Cost Segregation is a commonly used strategic tax planning tool that allows companies and individuals who have constructed, purchased, expanded, or remodeled any kind of real estate to increase after-tax cash flow by accelerating depreciation deductions and deferring federal and state income taxes.

What is a Cost Segregation Study & How Does it Work?

When a property is purchased, not only does it include a building structure, but it also includes all of its interior and exterior components. On average, 20% to 40% of those components fall into tax categories that can be written off much more quickly than the building structure itself. A Cost Segregation Study dissects the construction cost or purchase price of the property that would otherwise be depreciated over 27 ½ or 39 years. The primary goal of a Cost Segregation Study is to identify all property-related costs that can be depreciated over 5, 7 and 15 years.

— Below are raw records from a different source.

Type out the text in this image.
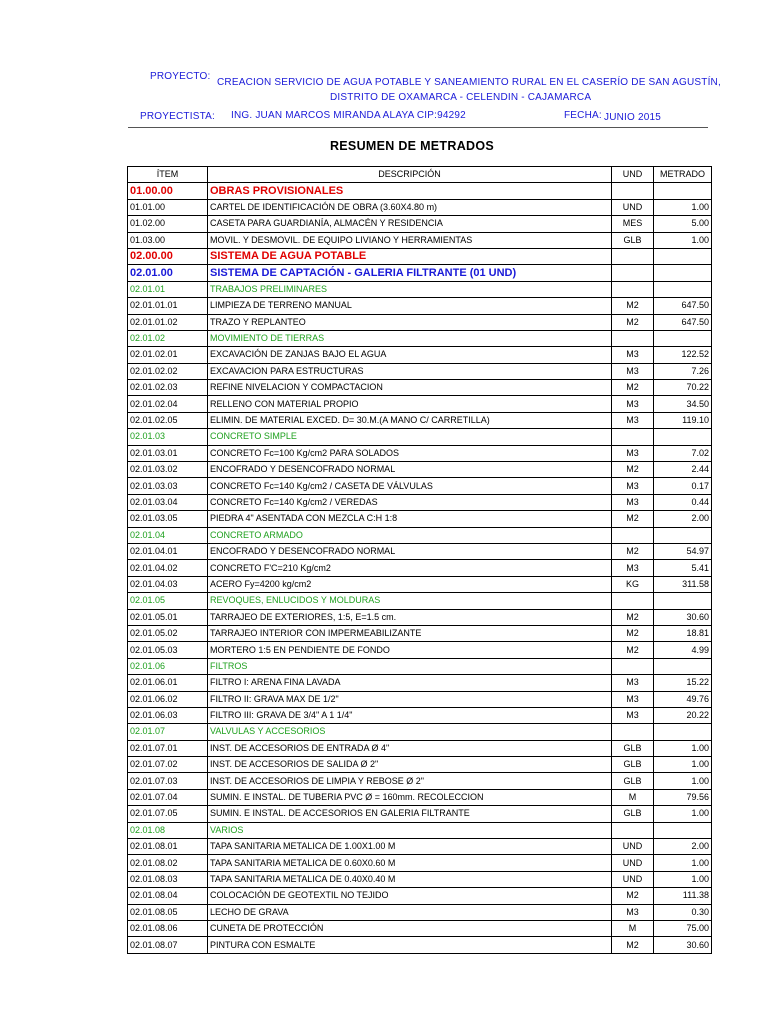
PROYECTO:
CREACION SERVICIO DE AGUA POTABLE Y SANEAMIENTO RURAL EN EL CASERÍO DE SAN AGUSTÍN,
DISTRITO DE OXAMARCA - CELENDIN - CAJAMARCA
PROYECTISTA: ING. JUAN MARCOS MIRANDA ALAYA CIP:94292	FECHA: JUNIO 2015
RESUMEN DE METRADOS
ÍTEM	DESCRIPCIÓN	UND	METRADO
01.00.00	OBRAS PROVISIONALES		
01.01.00	CARTEL DE IDENTIFICACIÓN DE OBRA (3.60X4.80 m)	UND	1.00
01.02.00	CASETA PARA GUARDIANÍA, ALMACÉN Y RESIDENCIA	MES	5.00
01.03.00	MOVIL. Y DESMOVIL. DE EQUIPO LIVIANO Y HERRAMIENTAS	GLB	1.00
02.00.00	SISTEMA DE AGUA POTABLE		
02.01.00	SISTEMA DE CAPTACIÓN - GALERIA FILTRANTE (01 UND)		
02.01.01	TRABAJOS PRELIMINARES		
02.01.01.01	LIMPIEZA DE TERRENO MANUAL	M2	647.50
02.01.01.02	TRAZO Y REPLANTEO	M2	647.50
02.01.02	MOVIMIENTO DE TIERRAS		
02.01.02.01	EXCAVACIÓN DE ZANJAS BAJO EL AGUA	M3	122.52
02.01.02.02	EXCAVACION PARA ESTRUCTURAS	M3	7.26
02.01.02.03	REFINE NIVELACION Y COMPACTACION	M2	70.22
02.01.02.04	RELLENO CON MATERIAL PROPIO	M3	34.50
02.01.02.05	ELIMIN. DE MATERIAL EXCED. D= 30.M.(A MANO C/ CARRETILLA)	M3	119.10
02.01.03	CONCRETO SIMPLE		
02.01.03.01	CONCRETO Fc=100 Kg/cm2 PARA SOLADOS	M3	7.02
02.01.03.02	ENCOFRADO Y DESENCOFRADO NORMAL	M2	2.44
02.01.03.03	CONCRETO Fc=140 Kg/cm2 / CASETA DE VÁLVULAS	M3	0.17
02.01.03.04	CONCRETO Fc=140 Kg/cm2 / VEREDAS	M3	0.44
02.01.03.05	PIEDRA 4" ASENTADA CON MEZCLA C:H 1:8	M2	2.00
02.01.04	CONCRETO ARMADO		
02.01.04.01	ENCOFRADO Y DESENCOFRADO NORMAL	M2	54.97
02.01.04.02	CONCRETO F'C=210 Kg/cm2	M3	5.41
02.01.04.03	ACERO Fy=4200 kg/cm2	KG	311.58
02.01.05	REVOQUES, ENLUCIDOS Y MOLDURAS		
02.01.05.01	TARRAJEO DE EXTERIORES, 1:5, E=1.5 cm.	M2	30.60
02.01.05.02	TARRAJEO INTERIOR CON IMPERMEABILIZANTE	M2	18.81
02.01.05.03	MORTERO 1:5 EN PENDIENTE DE FONDO	M2	4.99
02.01.06	FILTROS		
02.01.06.01	FILTRO I: ARENA FINA LAVADA	M3	15.22
02.01.06.02	FILTRO II: GRAVA MAX DE 1/2"	M3	49.76
02.01.06.03	FILTRO III: GRAVA DE 3/4" A 1 1/4"	M3	20.22
02.01.07	VALVULAS Y ACCESORIOS		
02.01.07.01	INST. DE ACCESORIOS DE ENTRADA Ø 4"	GLB	1.00
02.01.07.02	INST. DE ACCESORIOS DE SALIDA Ø 2"	GLB	1.00
02.01.07.03	INST. DE ACCESORIOS DE LIMPIA Y REBOSE Ø 2"	GLB	1.00
02.01.07.04	SUMIN. E INSTAL. DE TUBERIA PVC Ø = 160mm. RECOLECCION	M	79.56
02.01.07.05	SUMIN. E INSTAL. DE ACCESORIOS EN GALERIA FILTRANTE	GLB	1.00
02.01.08	VARIOS		
02.01.08.01	TAPA SANITARIA METALICA DE 1.00X1.00 M	UND	2.00
02.01.08.02	TAPA SANITARIA METALICA DE 0.60X0.60 M	UND	1.00
02.01.08.03	TAPA SANITARIA METALICA DE 0.40X0.40 M	UND	1.00
02.01.08.04	COLOCACIÓN DE GEOTEXTIL NO TEJIDO	M2	111.38
02.01.08.05	LECHO DE GRAVA	M3	0.30
02.01.08.06	CUNETA DE PROTECCIÓN	M	75.00
02.01.08.07	PINTURA CON ESMALTE	M2	30.60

For example, certain electrical outlets that are dedicated to equipment such as appliances or computers can be depreciated over 5 years.

By segregating out these assets, owners can depreciate certain components of the property more quickly which can create lower taxable income and possibly even losses in the first few years of owning a property.

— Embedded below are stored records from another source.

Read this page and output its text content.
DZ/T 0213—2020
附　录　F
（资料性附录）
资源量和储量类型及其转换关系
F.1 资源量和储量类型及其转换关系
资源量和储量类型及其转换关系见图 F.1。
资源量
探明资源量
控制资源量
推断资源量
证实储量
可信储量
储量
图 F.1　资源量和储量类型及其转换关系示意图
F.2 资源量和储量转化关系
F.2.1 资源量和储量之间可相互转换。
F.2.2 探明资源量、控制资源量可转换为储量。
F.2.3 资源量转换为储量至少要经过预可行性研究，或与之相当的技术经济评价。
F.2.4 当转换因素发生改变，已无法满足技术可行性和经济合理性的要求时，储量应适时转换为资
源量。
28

MacKenzie Lessons Learned:

  • Evaluate the upfront cost of the Cost Segregation Study with the overall investment plan for a property. There will be an upfront cost to perform the study. If you are planning on selling the property in a few years, there will likely be recapture of some of the tax deferral, so the cost of the study may not be a worthwhile expenditure. On the other hand, if you plan to own the asset for a longer period of time, the Net Present Value of the tax shelter will likely justify the upfront cost.
  • Make sure to properly account for the assets. Your property accountants should be able to input the findings of the study into a software program that allows you to take maximum depreciation of the different components over the life of your investment. Careful attention to the proper initial set-up and diligent tracking of the asset depreciation schedules will pay dividends over the ownership of a property.
  • Continue to segregate building components as you make improvements. All buildings will continue to have improvements made to them in the form of Tenant Improvement or other capital improvements such as a roof replacement over the life of the property. These improvements may be depreciable at vary rates allowing the owners to receive ongoing benefits by helping to offset income.
  • There are additional benefits of a cost segregation study.  Because of the detailed nature of the study, when building systems fail (i.e., the elevators or the roof) or portions of the building are demoed and upgraded, assets are easily identified so that any remaining depreciable value may be written off and replaced.

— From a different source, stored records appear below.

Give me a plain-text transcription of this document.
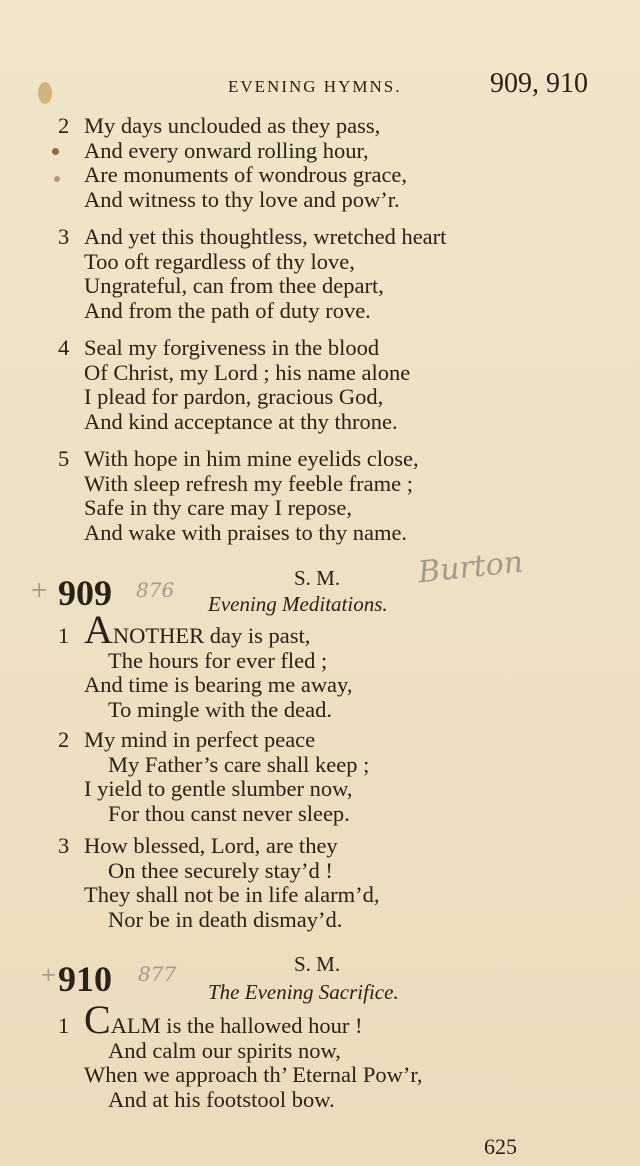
EVENING HYMNS.	909, 910
2 My days unclouded as they pass,
And every onward rolling hour,
Are monuments of wondrous grace,
And witness to thy love and pow’r.
3 And yet this thoughtless, wretched heart
Too oft regardless of thy love,
Ungrateful, can from thee depart,
And from the path of duty rove.
4 Seal my forgiveness in the blood
Of Christ, my Lord ; his name alone
I plead for pardon, gracious God,
And kind acceptance at thy throne.
5 With hope in him mine eyelids close,
With sleep refresh my feeble frame ;
Safe in thy care may I repose,
And wake with praises to thy name.
+ 909 876	S. M.	Burton
Evening Meditations.
1 ANOTHER day is past,
The hours for ever fled ;
And time is bearing me away,
To mingle with the dead.
2 My mind in perfect peace
My Father’s care shall keep ;
I yield to gentle slumber now,
For thou canst never sleep.
3 How blessed, Lord, are they
On thee securely stay’d !
They shall not be in life alarm’d,
Nor be in death dismay’d.
+ 910 877	S. M.
The Evening Sacrifice.
1 CALM is the hallowed hour !
And calm our spirits now,
When we approach th’ Eternal Pow’r,
And at his footstool bow.
625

Real estate is a great investment for many reasons, but the ability to shelter income through proper tax planning and accounting can be particularly beneficial when weighed against other investments. Make sure your property management team and tax accountants are in sync so that you can receive the maximum benefits.

This document is for informational purposes only and should not be construed as tax advice.  Readers should consult their tax advisors before administering any tax planning.